El Topo

I’m so glad I finally watched this. I expected it to be much more difficult, and while I don’t profess to understand what Jodorowsky was saying with it, I can say I enjoyed it completely, and like a Fellini film constructed of symbols, I will be watching it again and again. El Topo, or “the mole,” is the story of a gunslinger’s journey from the darkness into enlightenment. And when the mole finally sees the sun, “he goes blind,” so says the narrator…
Never has a story thrust me into an archetypal, surrealistic world so swiftly and successfully. A man in black riding a horse across the desert, holding an umbrella. Like the famous scene in Lawrence of Arabia, as he approaches, the speck becomes a man; but this time, the man is holding a naked boy on the horse in front of him. Is he really El Topo’s son, or does he symbolize the child within? What the hell is he doing with a naked kid when he could throw his cape around him? The film’s Catholic imagery worked against it, but John Lennon urged a friend to buy the rights and promote it, and it became an instant cult hit.

It keeps the same queasy tone from there, as he wanders through a blood-soaked town where every villager has been slaughtered, and continues on a spaghetti western acid trip reminiscent of Django, the Man with No Name, and Johnny Guitar populated with grotesques and creatures of the id. It’s enjoyable because it works on both the classic “what the fuck?” level and as a surrealistic exercise, like reading Finnegan’s Wake- trying to make sense of the language invented for the film, and how the story, bizarre as it is, mirrors the Jungian quest archetypes and the cycles of life. As he goes from one master gunfighter to the next, they become increasingly bizarre; one is two men, a man with no legs strapped to a man with no arms, another merely sits in a pen with dozens of rabbits.

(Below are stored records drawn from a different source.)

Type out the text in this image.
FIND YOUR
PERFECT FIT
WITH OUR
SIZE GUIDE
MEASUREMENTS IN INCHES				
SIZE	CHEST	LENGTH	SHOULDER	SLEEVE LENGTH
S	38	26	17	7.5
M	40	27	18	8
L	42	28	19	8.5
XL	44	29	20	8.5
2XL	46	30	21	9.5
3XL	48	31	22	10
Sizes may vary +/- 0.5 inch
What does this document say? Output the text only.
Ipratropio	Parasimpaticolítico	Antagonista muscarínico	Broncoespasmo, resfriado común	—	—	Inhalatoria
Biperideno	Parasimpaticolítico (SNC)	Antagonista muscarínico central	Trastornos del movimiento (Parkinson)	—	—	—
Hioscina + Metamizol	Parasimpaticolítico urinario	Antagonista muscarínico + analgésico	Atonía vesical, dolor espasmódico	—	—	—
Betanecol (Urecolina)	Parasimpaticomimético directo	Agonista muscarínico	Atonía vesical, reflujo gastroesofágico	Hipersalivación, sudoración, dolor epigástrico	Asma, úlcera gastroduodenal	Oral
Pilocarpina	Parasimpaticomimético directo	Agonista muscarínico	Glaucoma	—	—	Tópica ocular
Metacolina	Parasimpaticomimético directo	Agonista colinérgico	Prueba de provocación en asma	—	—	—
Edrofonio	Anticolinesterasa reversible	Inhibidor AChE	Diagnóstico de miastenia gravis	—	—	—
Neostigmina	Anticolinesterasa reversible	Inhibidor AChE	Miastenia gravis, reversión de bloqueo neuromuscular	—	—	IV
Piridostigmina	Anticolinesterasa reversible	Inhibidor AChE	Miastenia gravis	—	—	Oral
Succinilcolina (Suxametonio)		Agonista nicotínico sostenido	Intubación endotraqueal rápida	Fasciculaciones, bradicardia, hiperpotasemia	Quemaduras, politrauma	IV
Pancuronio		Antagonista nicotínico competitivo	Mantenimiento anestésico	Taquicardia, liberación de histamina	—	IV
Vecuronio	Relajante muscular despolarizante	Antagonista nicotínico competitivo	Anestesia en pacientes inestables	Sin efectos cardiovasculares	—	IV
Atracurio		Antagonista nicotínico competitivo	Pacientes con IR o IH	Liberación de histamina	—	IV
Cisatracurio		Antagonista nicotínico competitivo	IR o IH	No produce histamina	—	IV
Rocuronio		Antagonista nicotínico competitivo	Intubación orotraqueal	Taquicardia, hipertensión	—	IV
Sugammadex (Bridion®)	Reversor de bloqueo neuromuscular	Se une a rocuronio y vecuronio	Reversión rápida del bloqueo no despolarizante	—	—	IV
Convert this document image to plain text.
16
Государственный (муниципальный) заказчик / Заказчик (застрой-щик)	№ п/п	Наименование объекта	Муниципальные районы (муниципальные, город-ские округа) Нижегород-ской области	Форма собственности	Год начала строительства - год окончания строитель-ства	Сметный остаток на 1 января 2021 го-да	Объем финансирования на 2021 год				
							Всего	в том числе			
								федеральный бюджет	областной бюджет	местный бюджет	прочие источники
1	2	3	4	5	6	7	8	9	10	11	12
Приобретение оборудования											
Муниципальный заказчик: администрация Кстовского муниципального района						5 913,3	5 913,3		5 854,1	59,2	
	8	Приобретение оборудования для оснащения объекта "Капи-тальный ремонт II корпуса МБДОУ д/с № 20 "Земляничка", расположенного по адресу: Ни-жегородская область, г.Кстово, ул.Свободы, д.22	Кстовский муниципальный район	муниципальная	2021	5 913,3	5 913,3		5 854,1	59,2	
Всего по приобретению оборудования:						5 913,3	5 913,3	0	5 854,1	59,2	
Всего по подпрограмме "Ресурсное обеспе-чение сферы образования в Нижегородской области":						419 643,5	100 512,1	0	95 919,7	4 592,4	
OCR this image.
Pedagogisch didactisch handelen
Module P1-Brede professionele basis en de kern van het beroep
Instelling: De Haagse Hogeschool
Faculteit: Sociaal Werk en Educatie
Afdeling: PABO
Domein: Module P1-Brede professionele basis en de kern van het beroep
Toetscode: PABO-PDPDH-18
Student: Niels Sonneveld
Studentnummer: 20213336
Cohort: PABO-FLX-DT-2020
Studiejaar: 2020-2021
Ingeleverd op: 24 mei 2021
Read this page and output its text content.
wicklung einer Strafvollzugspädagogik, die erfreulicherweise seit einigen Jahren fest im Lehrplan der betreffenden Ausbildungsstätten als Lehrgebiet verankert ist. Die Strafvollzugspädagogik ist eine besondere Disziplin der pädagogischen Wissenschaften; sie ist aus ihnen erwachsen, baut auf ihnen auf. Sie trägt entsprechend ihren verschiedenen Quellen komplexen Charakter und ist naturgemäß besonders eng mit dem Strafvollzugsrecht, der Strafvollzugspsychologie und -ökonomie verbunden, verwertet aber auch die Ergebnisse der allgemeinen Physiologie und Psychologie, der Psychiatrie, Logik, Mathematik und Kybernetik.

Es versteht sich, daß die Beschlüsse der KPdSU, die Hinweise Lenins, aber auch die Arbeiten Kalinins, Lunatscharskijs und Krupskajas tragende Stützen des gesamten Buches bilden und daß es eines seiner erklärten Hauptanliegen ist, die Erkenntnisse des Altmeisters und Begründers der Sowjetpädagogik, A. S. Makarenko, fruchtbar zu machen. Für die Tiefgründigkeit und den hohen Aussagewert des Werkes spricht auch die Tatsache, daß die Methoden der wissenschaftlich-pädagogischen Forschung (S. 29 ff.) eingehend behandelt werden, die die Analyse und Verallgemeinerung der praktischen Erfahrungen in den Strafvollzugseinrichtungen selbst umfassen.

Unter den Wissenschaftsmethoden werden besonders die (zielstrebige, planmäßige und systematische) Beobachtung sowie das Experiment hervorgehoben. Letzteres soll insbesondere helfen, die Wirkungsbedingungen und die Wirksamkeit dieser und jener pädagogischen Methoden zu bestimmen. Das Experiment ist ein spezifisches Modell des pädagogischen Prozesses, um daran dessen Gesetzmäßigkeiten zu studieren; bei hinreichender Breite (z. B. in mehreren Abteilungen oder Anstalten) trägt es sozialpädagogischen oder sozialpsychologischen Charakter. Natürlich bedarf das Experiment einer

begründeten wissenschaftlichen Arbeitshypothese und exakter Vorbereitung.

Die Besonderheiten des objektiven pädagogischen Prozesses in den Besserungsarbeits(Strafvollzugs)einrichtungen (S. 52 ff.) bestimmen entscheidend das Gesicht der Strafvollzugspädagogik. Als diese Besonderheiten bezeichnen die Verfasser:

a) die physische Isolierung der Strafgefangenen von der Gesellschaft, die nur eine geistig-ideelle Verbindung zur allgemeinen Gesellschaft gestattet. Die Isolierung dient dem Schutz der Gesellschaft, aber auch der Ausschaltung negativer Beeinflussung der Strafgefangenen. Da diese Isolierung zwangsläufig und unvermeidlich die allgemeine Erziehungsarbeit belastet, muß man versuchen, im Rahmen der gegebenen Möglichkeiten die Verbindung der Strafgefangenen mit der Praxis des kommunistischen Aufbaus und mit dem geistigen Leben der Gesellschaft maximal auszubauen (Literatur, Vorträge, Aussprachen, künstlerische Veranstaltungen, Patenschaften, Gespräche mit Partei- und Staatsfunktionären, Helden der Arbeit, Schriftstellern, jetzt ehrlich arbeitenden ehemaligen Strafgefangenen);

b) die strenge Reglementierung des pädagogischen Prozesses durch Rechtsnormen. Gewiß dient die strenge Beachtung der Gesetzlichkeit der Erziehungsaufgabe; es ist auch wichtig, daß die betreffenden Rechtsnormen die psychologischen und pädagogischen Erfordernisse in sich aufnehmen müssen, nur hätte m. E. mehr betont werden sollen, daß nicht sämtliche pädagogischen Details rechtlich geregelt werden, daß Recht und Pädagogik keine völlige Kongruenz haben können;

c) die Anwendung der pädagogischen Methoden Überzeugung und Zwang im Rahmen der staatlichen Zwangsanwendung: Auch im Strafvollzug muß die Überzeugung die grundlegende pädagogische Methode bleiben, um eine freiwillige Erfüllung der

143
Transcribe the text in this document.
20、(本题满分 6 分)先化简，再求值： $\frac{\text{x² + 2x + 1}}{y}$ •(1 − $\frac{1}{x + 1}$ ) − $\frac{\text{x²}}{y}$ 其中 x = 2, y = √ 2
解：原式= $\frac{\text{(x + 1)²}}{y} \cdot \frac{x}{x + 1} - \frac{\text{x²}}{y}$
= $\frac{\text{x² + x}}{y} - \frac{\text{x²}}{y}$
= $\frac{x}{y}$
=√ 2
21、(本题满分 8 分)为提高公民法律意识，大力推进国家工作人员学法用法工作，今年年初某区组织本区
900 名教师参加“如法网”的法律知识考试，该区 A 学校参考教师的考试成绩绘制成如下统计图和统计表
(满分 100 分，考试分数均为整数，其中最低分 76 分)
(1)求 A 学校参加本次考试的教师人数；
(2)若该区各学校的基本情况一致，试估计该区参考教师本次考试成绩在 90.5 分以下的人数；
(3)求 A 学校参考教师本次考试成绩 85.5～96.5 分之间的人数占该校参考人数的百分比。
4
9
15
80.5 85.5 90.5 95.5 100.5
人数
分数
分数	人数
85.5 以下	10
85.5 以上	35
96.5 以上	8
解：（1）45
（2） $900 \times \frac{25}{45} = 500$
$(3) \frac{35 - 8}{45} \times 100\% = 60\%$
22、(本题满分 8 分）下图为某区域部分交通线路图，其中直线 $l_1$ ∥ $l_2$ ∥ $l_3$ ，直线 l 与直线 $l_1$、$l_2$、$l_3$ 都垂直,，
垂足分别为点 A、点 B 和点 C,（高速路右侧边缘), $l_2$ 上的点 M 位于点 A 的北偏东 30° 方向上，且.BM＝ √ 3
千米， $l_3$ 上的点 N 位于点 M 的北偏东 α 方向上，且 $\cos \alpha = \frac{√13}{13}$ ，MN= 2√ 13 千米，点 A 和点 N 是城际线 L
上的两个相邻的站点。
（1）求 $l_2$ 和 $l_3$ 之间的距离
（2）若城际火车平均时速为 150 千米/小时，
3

I loved every minute of it. It’s also suffused with humor, poking at other surrealists such as Bunuel and his foot fetish, and Fellini’s parades of grotesques. So while it is an exercise in surrealism, it has more in common with allegorical tales like The Silent Flute (Circle of Iron) and off-kilter bizarro westerns like Six-String Samurai than Viridiana. Fans of bizarre bloody films can like it for its surface, and those who enjoy unhinged surrealism a la Eraserhead and Lynch’s other masterpieces.